Decided to go. There was a lady at the little campsite who had done breed and done even more obdience in the past. Our van stickers intrigued her and we chatted. Told her how I was feeling about agility and I think because she understood how losing Henry and Pop has knocked me sideways and undermined my confidence it really helped. Bereavement makes you feel isolated, like no-one understands. So...

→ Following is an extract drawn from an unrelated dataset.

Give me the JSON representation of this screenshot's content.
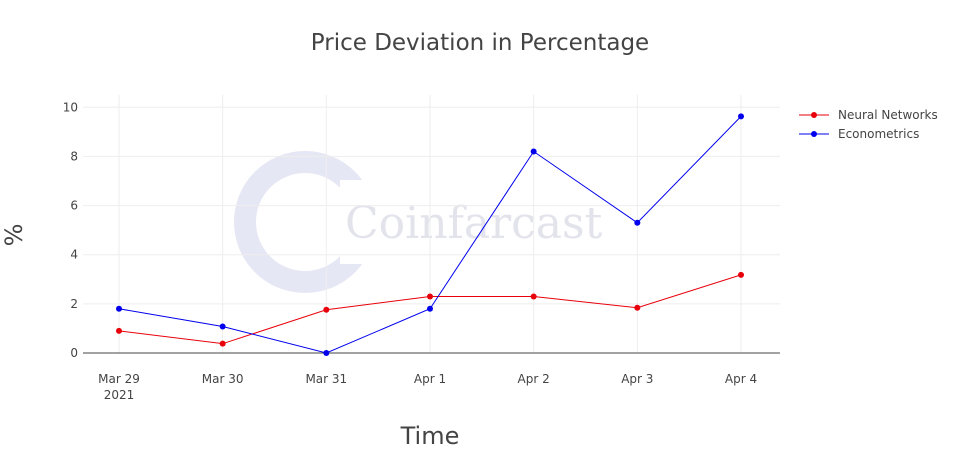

..I braced myself to try to run Nellie properly with a whole brain and made a decision NOT to be videod. I am way too critical and having watched Nottingham runs it was an easy choice not to bother. So no more videos - just Iain's gentle criticism or praise.

And I am glad I went.

Yes, we had two very good runs that boosted my confidence and gave me a real lift. Perhaps Nellie and I aren't that bad a partnership after all!?!
One was Crufts Singles where we placed top ten and so got a few points. (We just need to get some more..) and the other was a clever KC Olympia course that rather perversely I really liked because it was different. And we got 5th. And we had two wide bits! So that puts us in to Day 2 of the semis. You could call that a result. I was a disaster in Champ. Had to put Nellie in a sit and re-start in the Jumping somewhere in the middle as I had messed up and Nellie was running in every wrong entrance of each tunnel like she was on speed or something. As I told her after: I guess that is how it is going to be at the moment - on it, or most definitely not on it at all!

What was also nice was finally being able to talk to a few people about things without getting myself into a mess and finding that many people do understand how I feel because they too feel the way I do about their dogs.






Packing up the awning later exposed a flat tyre on the caravan which Iain duly changed for the spare. He tightened the bolts as he has had to do before and off we went. A couple of hundred yards along the road leaving the venue we heard a clunk, and saw smoke billowing out behind us...the wheel had come off and was jammed into the wheel arch. We were blocking the road and there was nothing we could do about it. All the bolts had sheared off and we had no spare..it was the spare. Stuart and Ann Harmes, who found themselves stuck behind us, were very helpful and then they had to reverse and turn their caravan to go the other way. Another lady shot back to the show to tell everyone to turn left, not right, out of the venue while we sat and waited for the police (blocked road) and the AA. The police officer was lovely and we all had a good chat. Turned out he had grown up in Weymouth and really wanted to leave Leicestershire to move back down to Dorset...

We got to bed at 3.20 the next morning. Up for work at 7. Holiday over.

1 comments:

  1. Oh blimey what an eventfully Hinckley!
    Maybe we get sent these things, because we can work our way through it all...well that's my theory!